The culmination of Fontenot’s narrative of neoliberal counter-modernism is the vogue-ish late 1960s manifesto Non-Plan. This pamphlet argues for the removal of land-use regulations almost entirely, stripping all those regulations that its authors—urban geographer Peter Hall, New Society editor Paul Barker, Banham, and the architect Cedric Price—categorize as “positive.” Whereas negative regulations forbade certain uses or building forms from urban areas entirely to maintain basic safety and efficiency, peskier positive regulations imposed aesthetic choices rather than allowing people the freedom to decide. This is where Fontenot’s declared stance as a historian—analyzing without necessarily endorsing the positions of his subjects—becomes most bothersome. To call for an end to regulation no doubt still has some edgelord appeal. While it’s unlikely Fontenot’s readership will hold this view, why not simply declare that this is a bad idea?
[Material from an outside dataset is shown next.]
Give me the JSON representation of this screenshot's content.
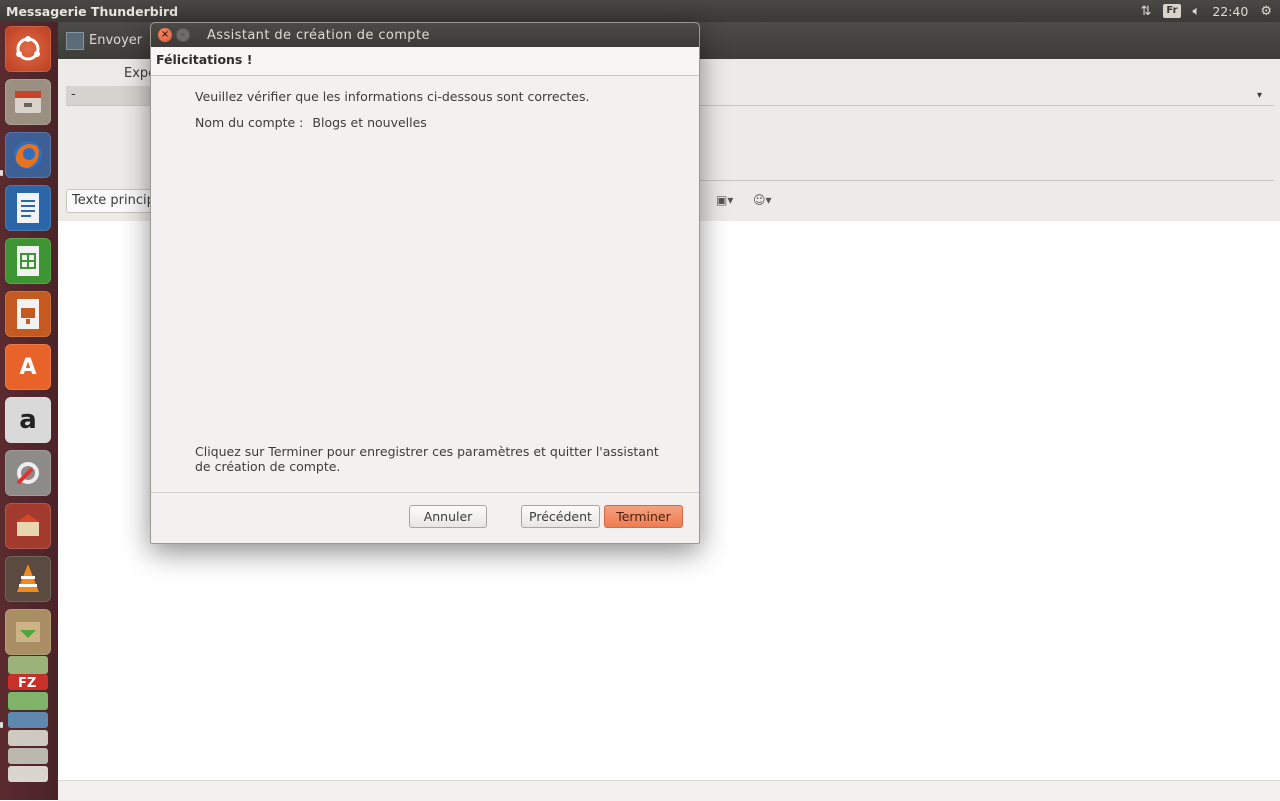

In an all-too-short concluding chapter, cursory summaries of Rem Koolhaas’s wry attempts to hybridize planning with non-planning and political theorist William E. Connolly’s reclamation of bottom-up processes for the left gesture toward the prevalence of critiques of neoliberalism today. But Non-Design left me wanting more analysis on the material impact these ideas had once neoliberal policies were enacted and once their proponents became power players in planning and design regimes—a desire that can fortunately be satiated by Kenny Cupers, Helena Mattsson, and Catharina Gabrielsson’s edited collection Neoliberalism on the Ground: Architecture and Transformation from the 1960s to the Present (2020). Like Fontenot but with greater fidelity to concrete events, the authors featured in this book highlight ideological continuities concealed behind the apparent diversity of late twentieth-century architecture.

Nevertheless, the methods of intellectual history—close reading and comparative analysis of textual sources—have allowed Fontenot to highlight stunningly clear overlaps with theories of free market economics. In the end, Non-Design is a useful appraisal of the slippery ideas that permitted seemingly radical figures of the recent past to slide further and further rightward while clinging to their nonconformist bona fides. Fontenot leaves readers not only with a new perspective on this lineage, but with a potent question: “What would it mean for the history of modern architecture if we were to realize that some of the most radical theories we have inherited in design, architecture, and urban planning in the postwar period came not from the left but from the right?” Future scholars and designers alike will have to wrestle with this realization.

Michael Abrahamson spent the better part of the past decade reviving interest in Brutalism on Tumblr. He hasn’t written a word about the topic in quite a while.